Die Motivation war natürlich im Keller, denn im Cross ist es schwer, größere Zeitabstände zu schließen. Ein Top-Ergebnis war außer Reichweite. Nach etwa einer Runde erreichte ich das Ende des Feldes und arbeitete mich langsam nach vorn.

 

Leider wurde ich beim Überholen von einem Kontrahenten gegen einen Absperrpfosten gedrängt, wobei meine Vorderradbremse abbrach, was ich allerdings erst in der nächsten, schnellen Abfahrt bemerkte. Ich schaffte es gerade so, die anschließende Kurve sturzfrei zu meistern, beschloss aber, an der nächsten Techzone aus dem Rennen auszusteigen.

 

Mittlerweile hatten meine Betreuer mein erstes Rad wieder einsatzbereit gemacht, also fuhr ich doch nochmal weiter, denn die Strecke machte Spaß und als Training konnte es auch nicht schaden.

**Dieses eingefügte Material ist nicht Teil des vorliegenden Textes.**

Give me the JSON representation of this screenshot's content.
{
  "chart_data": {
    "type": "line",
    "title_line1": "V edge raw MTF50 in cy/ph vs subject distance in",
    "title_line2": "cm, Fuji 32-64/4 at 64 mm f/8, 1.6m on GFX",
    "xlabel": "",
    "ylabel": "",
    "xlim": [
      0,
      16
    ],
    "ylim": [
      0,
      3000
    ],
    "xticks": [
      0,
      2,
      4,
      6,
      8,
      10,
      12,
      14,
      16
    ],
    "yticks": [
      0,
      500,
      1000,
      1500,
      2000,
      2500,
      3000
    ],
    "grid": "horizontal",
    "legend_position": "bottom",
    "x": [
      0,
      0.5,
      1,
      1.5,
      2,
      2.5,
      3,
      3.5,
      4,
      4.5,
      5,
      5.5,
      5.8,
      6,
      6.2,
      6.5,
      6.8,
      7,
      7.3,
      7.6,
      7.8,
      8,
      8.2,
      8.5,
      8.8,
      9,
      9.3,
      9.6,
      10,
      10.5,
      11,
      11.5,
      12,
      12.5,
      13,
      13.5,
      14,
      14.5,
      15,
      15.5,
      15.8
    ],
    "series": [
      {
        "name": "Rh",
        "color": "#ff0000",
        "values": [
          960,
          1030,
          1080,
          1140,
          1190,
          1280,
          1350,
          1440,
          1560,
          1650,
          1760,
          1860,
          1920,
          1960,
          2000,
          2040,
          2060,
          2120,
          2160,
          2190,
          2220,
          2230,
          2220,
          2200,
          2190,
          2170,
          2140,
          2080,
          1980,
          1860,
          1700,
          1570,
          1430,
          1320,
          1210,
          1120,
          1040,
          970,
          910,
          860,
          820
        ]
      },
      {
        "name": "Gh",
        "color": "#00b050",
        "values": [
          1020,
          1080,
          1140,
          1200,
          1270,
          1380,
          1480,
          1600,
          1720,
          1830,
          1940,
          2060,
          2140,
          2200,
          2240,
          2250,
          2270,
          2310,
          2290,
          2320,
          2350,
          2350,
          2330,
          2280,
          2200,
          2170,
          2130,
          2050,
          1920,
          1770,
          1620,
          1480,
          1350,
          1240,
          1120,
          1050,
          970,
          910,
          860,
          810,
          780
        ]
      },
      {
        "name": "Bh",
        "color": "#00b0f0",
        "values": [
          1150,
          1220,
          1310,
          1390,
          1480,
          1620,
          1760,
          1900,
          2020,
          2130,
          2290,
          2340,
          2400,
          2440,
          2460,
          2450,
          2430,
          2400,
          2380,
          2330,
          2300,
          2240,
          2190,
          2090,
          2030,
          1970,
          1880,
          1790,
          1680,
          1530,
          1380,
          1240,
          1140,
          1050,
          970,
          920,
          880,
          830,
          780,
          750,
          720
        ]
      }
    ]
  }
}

Obwohl ich nicht mehr ans Limit ging, reichte es immerhin noch zu Rang 24.

 

Wirklich schade, denn die Form zu einem starken Ergebnis war da. Was ich allerdings positiv aus der Cross-Saison nehme, ist das Gefühl, endlich wieder Druck auf dem Pedal zu haben und starke Rennen fahren zu können. Darauf möchte ich in der kommenden Saison aufbauen. Gleichzeitig werde ich mich auf die Minimierung von Defekten konzentrieren, denn davon hatte ich im vergangenen Jahr mehr als genug. Dann sollte einiges drin sein. Bisher folgte bei mir auf eine gute Cross-Saison stets auch eine starke MTB-Saison :).